O peso que o subsídio aos combustíveis tem nas contas públicas nacionais pode ser demostrado em valores brutos, onde 2 mil milhões de dólares/ano é um valor gigantesco, mas quando comparado com o actual acordo de financiamento alargado com o Fundo Monetário Internacional (FMI), que era originalmente de 3,7 mil milhões (menos do dobro), para responder à forte crise que o país já atravessava em 2018, torna-se ainda mais evidente a sua dimensão.
E, quando foi acordado este Acordo de Financiamento Ampliado (EFF) em 2018, ainda estava longe a crise actual gerada no rasto da pandemia da Covid-19, o que significa que a pressão no seio do Governo de João Lourenço para acabar com esta despesa anual é, seguramente, ainda maior, porque o País atravessa aquela que é a mais grave crise da sua história desde a independência.
FMI, o aliado na austeridade
E o FMI é claramente um aliado do Executivo neste processo, estando em sintonia quanto ao que há a fazer para lidar com o fim dos subsídios aos combustíveis com o menor impacto social possível, como o Ministério das Finanças afirmava em Outubro do ano passado após um encontro de trabalho com o director do Departamento Africano do FMI.
Recorde-se que já este mês de Setembro, o FMI, face ao claro agravamento da crise pandémica e da continuada perda de valor do petróleo, a principal matéria de exportação angolana – mais de 95% do total – acordou em aumentar em 765 milhões USD o programa de financiamento que era inicialmente de 3,7 mil milhões passando agora a 4,465 mil milhões de dólares.
Esse entendimento, sublinhava então – Outubro do ano passado – o MinFin, passa por manter a meta de iniciar a retirada dos subsídios aos combustíveis em 2020 mas fazer acompanhar essa medida, prevista no Programa de Financiamento Ampliado, que engloba os 3,7 mil milhões USD do empréstimo ao país pelo FMI, de medidas de apoio social às famílias mais carenciadas.

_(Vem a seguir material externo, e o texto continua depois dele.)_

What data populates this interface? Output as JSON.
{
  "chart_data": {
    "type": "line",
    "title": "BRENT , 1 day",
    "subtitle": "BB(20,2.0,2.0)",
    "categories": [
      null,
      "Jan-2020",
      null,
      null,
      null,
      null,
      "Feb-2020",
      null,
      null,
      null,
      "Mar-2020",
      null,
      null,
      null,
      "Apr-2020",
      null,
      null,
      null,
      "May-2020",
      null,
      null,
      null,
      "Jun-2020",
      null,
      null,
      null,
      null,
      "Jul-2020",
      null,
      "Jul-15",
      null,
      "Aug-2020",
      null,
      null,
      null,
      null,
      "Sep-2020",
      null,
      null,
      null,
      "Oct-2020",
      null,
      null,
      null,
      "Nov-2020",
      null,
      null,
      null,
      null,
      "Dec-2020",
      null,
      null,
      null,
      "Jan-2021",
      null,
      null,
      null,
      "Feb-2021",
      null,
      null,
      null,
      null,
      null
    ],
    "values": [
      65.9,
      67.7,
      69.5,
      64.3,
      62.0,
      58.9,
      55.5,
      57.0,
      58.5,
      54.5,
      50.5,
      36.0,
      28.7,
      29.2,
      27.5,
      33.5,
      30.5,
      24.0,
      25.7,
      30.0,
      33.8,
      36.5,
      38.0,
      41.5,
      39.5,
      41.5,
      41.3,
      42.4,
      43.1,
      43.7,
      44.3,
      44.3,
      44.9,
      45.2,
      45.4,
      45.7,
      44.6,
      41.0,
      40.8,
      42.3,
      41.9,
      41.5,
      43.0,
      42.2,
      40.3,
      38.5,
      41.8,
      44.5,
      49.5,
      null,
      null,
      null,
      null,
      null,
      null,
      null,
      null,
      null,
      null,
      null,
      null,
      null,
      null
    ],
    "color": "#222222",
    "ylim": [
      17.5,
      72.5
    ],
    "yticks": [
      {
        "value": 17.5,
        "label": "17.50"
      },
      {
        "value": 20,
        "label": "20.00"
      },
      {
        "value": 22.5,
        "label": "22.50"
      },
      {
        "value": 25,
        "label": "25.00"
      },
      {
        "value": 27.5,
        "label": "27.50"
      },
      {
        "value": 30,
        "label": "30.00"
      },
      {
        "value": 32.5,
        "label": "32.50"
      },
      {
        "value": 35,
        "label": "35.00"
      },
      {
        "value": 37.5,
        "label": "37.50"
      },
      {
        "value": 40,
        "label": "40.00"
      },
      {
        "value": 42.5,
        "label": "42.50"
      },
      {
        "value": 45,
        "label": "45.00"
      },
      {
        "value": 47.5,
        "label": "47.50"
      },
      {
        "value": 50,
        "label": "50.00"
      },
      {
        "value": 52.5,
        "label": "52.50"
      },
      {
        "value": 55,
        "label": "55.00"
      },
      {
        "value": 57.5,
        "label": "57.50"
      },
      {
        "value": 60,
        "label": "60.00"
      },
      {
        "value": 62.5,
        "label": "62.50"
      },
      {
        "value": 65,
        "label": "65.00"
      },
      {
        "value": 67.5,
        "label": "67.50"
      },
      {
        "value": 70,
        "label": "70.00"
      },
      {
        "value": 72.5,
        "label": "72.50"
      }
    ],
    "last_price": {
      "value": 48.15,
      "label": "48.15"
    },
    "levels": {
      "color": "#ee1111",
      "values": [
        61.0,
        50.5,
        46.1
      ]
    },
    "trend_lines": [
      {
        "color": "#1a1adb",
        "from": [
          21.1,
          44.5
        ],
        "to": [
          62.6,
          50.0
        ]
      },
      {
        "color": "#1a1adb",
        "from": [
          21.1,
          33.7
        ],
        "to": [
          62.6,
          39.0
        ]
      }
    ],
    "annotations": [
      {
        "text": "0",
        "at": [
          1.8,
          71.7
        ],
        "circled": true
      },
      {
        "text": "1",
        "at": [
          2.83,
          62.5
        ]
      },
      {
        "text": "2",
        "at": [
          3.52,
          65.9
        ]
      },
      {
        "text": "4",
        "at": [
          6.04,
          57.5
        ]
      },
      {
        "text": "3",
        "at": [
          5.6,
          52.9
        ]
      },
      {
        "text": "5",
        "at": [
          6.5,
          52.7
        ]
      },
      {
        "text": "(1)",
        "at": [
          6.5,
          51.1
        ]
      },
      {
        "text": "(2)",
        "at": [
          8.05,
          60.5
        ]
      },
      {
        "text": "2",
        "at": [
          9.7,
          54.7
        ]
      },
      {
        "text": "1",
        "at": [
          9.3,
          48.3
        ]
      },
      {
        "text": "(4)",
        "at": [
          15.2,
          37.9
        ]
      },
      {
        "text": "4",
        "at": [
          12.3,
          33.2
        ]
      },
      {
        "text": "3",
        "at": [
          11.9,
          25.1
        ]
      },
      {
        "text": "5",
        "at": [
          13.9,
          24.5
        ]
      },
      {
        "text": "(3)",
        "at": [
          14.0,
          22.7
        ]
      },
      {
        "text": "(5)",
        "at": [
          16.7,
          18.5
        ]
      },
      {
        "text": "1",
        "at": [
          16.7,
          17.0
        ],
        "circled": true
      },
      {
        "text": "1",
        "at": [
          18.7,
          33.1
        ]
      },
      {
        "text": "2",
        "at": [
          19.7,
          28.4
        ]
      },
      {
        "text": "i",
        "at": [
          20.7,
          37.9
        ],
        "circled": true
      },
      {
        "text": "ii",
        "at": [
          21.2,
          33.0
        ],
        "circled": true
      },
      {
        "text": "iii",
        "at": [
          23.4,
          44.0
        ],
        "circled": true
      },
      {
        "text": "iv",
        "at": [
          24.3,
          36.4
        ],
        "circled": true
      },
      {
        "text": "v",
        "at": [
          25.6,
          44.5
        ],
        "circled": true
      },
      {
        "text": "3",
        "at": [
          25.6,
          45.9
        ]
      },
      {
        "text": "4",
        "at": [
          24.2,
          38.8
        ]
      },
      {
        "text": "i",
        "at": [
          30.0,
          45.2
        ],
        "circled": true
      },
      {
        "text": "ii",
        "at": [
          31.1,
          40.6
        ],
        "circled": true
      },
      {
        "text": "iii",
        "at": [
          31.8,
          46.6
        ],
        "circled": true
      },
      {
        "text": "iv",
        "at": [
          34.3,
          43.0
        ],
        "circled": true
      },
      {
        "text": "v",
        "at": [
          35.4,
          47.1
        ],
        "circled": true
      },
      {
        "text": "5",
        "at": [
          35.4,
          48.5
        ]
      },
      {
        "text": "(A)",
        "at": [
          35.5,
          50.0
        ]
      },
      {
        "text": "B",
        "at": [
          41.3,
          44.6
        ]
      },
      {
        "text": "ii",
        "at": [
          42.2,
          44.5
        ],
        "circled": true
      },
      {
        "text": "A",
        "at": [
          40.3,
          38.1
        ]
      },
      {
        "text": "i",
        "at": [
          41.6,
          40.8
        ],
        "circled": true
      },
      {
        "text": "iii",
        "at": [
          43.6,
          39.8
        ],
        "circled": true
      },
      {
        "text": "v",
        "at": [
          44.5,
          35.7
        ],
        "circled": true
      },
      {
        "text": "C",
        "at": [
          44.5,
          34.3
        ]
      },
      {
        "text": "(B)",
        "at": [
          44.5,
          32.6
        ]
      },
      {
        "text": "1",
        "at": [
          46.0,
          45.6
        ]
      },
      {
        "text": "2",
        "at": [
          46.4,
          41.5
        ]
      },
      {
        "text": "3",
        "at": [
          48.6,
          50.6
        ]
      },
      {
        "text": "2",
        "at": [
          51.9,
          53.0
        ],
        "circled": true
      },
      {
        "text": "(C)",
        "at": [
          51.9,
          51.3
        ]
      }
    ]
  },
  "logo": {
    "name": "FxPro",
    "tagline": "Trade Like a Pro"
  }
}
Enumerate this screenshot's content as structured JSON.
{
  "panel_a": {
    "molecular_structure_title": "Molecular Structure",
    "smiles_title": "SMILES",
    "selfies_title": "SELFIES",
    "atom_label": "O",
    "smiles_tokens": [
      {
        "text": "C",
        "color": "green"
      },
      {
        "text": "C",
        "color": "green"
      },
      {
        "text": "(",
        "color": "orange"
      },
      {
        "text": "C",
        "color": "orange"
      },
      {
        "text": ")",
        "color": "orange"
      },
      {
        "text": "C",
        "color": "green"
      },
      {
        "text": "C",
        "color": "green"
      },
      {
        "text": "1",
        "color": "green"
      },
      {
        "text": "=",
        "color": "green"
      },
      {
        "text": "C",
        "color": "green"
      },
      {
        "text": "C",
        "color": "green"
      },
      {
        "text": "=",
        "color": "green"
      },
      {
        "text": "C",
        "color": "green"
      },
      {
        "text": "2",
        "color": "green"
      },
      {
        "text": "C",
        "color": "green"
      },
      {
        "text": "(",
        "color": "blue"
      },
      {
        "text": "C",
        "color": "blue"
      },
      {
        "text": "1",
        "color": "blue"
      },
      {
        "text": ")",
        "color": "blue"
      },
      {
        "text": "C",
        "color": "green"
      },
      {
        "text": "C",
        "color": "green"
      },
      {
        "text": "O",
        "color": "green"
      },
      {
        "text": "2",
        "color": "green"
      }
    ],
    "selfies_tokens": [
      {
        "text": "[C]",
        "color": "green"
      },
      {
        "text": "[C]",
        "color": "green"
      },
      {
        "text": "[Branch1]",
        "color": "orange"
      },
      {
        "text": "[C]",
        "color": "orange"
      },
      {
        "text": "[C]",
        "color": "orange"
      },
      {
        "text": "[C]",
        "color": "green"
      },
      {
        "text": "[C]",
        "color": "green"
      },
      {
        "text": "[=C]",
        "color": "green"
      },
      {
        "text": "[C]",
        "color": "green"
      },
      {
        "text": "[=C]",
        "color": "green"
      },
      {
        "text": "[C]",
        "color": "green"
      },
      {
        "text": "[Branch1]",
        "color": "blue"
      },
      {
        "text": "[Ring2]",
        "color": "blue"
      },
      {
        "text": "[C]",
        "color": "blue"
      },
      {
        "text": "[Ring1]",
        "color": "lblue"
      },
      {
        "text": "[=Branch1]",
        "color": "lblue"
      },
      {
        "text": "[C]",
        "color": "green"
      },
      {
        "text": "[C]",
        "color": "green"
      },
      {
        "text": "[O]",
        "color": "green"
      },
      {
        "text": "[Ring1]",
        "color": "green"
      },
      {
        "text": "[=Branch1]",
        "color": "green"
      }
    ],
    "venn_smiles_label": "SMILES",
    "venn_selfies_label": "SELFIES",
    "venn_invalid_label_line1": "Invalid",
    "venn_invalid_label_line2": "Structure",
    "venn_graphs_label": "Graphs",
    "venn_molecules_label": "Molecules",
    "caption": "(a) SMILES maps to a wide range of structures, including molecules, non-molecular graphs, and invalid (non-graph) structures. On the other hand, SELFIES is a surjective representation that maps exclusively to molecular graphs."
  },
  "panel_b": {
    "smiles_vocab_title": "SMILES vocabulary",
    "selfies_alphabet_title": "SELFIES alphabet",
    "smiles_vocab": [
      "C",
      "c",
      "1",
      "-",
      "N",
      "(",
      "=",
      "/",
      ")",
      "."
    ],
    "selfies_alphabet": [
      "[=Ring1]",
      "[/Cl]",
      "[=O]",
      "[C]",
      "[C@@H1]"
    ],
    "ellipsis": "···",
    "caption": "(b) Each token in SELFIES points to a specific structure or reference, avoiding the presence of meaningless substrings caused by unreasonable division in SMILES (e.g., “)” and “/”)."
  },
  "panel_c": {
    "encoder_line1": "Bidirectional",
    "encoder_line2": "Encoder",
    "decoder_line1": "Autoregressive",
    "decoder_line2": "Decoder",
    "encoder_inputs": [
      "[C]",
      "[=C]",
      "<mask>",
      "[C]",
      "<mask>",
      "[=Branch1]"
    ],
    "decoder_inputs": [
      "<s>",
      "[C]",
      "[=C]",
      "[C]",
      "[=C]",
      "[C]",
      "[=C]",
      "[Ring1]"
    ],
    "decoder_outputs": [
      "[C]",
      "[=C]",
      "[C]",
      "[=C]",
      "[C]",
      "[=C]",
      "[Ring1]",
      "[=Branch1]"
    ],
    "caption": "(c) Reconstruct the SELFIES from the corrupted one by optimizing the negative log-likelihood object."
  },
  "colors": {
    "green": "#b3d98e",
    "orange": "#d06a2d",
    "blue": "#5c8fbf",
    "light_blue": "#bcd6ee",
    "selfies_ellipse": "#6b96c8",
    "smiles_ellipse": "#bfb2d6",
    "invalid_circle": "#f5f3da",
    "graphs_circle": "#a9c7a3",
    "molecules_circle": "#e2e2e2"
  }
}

Uma das medidas previstas, que está a ser preparada com o apoio do Banco Mundial, é a transferência monetária de índole social para cerca de 1 milhão de famílias no valor – o inicialmente previsto era 5 mil Kz – de 8.500 mil kwanzas.
Este anúncio do entendimento entre o FMI e o Executivo de João Lourenço foi reafirmado após o encontro de trabalho do director do Departamento Africano do FMI, Abebe Selassie, e membros do Governo liderados pela ministra das Finanças Vera Daves, a 21 de Outubro de 2019.
Neste encontro, que demonstrava a preocupação do Executivo em amaciar o impacto social daquela que é uma das medidas socialmente mais gravosas do programa de austeridade acopolado ao empréstimo do FMI.
Na ocasião, Vera Daves reafirmou que o Governo iria avançar com o programa de transferências sociais monetárias e, ao mesmo tempo, “trabalhar com a Sonangol para ver como a empresa irá subsistir a esse esforço”, visto que a subsidiação dos combustíveis em Angola é realizado indirectamente pelo Governo via Sonangol.
Recorde-se que em Angola a gasolina e o gasóleo são vendidos em bomba muito abaixo do preço de mercado graças à sua subsidiação por parte do Estado via Sonangol e que, com o fim deste apoio estatal, a generalidade dos bens deverão sofrer um aumento substancial de preços, desde logo a começar pelos transportes públicos (candongueiros) e de mercadorias, que se vão repercutir por quase todas as áreas da economia nacional.
Recorde-se ainda que Angola dispõe apenas de uma refinaria, em Luanda, com uma capacidade média de 60 mil barris por dia, embora a sua capacidade, devido à sua antiguidade, foi construída na década de 1950, esteja normalmente nos 30 mil barris, quando o País consome em média cerca de 200 mil barris de petróleo transformado, especialmente em gasóleo e gasolina.